John Reavley had called him on Saturday evening, not here at his flat, but at his office in the Intelligence Services. He had been working late, on the Irish problems, as usual. The Liberal government had been trying to pass a Home Rule bill to give Ireland autonomy since the middle of the previous century, and time after time the Protestants of Ulster had blocked it, refusing absolutely to be forcibly separated from Britain and placed in Catholic Ireland. They believed that both their religious freedom and their economic survival depended upon remaining free from such a forced integration, and ultimately subjection.

Government after government had fallen on the issue, and now Arquill’s personal Liberal Party required the support of the Irish Parliamentary Party in order to retain power.

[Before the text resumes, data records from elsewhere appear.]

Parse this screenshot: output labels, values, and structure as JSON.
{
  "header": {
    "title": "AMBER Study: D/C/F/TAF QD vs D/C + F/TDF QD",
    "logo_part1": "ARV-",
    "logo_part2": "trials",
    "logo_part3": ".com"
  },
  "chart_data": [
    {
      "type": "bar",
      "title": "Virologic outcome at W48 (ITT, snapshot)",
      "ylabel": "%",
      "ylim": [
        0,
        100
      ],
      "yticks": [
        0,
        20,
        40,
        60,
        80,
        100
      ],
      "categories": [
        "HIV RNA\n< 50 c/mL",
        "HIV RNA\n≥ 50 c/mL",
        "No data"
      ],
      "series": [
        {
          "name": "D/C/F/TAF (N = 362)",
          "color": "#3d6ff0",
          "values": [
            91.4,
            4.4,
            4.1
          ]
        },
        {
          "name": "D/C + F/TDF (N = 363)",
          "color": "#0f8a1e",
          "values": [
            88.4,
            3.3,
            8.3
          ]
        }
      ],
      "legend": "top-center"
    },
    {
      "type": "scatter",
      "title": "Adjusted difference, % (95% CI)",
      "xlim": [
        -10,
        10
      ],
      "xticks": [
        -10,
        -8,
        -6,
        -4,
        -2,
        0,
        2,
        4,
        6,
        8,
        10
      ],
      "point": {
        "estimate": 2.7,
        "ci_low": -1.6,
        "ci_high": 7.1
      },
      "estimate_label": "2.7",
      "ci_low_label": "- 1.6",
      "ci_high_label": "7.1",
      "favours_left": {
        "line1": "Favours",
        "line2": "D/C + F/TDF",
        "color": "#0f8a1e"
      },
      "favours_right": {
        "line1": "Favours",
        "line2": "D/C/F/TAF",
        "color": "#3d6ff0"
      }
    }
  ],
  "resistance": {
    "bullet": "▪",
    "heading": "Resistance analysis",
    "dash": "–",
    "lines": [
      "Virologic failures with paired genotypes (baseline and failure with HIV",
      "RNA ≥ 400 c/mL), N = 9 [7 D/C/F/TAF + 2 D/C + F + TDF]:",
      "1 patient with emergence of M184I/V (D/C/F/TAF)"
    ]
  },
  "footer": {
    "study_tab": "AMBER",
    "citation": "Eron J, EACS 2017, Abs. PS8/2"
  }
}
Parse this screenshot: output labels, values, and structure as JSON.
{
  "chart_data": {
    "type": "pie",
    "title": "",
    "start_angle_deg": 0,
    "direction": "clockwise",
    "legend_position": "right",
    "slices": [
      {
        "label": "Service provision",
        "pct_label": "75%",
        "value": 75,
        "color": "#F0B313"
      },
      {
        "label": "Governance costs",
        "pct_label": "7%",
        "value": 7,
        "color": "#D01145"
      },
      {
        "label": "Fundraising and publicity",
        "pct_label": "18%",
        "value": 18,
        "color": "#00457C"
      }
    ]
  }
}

Shearing, Matthew’s superior, shared the view of many others that there was a great deal of political maneuvering in London behind the mutiny of British troops stationed in the Curragh. When the men of Ulster, solidly backed by their women, had threatened armed rebellion against the Home Rule bill, the British troops had refused to take up arms against them. General Gough had resigned, with all his officers, whereupon Sir John French, chief of the General Staff in London, had resigned also, immediately followed by Sir John Seely, secretary for war in the Cabinet.

Little wonder Shearing and his men worked late. The situation threatened to become a crisis as grave as any in the last three hundred years.

Matthew had been in his office when the call came from John Reavley telling him of the document and that he was going to drive to London with it the following day, expecting to arrive between half past one and two o’clock. He would bring Alys with him, ostensibly for an afternoon in the city, but in order to make his trip unremarkable.

How had anyone else known that he even had the document, let alone that he was taking it to Matthew, and the time of his journey? If he came by car, the route was obvious. There was only one main road from St. Giles to London.

Matthew cast his mind back to that evening, the offices almost silent, hardly anyone there, just half a dozen men, perhaps a couple of clerks. He remembered standing at his desk with the telephone in his hand, the disbelief at what his father had said. Matthew had repeated what his father had said, to make certain he had heard correctly.

The cold ran through him. Was that it? In the quiet office someone had overheard him? That had been enough. Who? He tried to recall who else had been there, but one late night blended into another. He had heard footsteps, voices deliberately kept low so as not to disturb others. He might not have recognized them then; he certainly could not now.

But he could find out, discreetly. He could at least trace the possibly treasonous behavior among his own colleagues—when even a week ago he would have trusted them all without hesitation.

         

When he arrived in the morning everything was familiar: the cramped spaces, the echoing wooden floor, the black telephones, the dust motes in the air, the worn surfaces, and the harsh desk lamps, unnecessary now in the sunlight through the windows. Clerks bustled back and forth, shirtsleeves grimy from endless papers and ink, collars stiff and often a trifle crooked.

They wished him good morning and offered their condolences, shy and awkward and, for all he could see, intensely sincere. He thanked them and went to his own small room, where books were wedged into too small a case and papers were locked in drawers. The inkwell and blotting papers were just as usual, not quite straight on his desk, two pens lying beside them. The blotting paper was clean. He never left anything that might be decipherable.

He fished for his keys to unlock the top drawer. At first it did not slide in easily, but took a moment of fiddling. He bent to look more closely, and that was when he saw the finest of scratches on the metal around the keyhole. It had not been there when he left. So someone had searched here, too.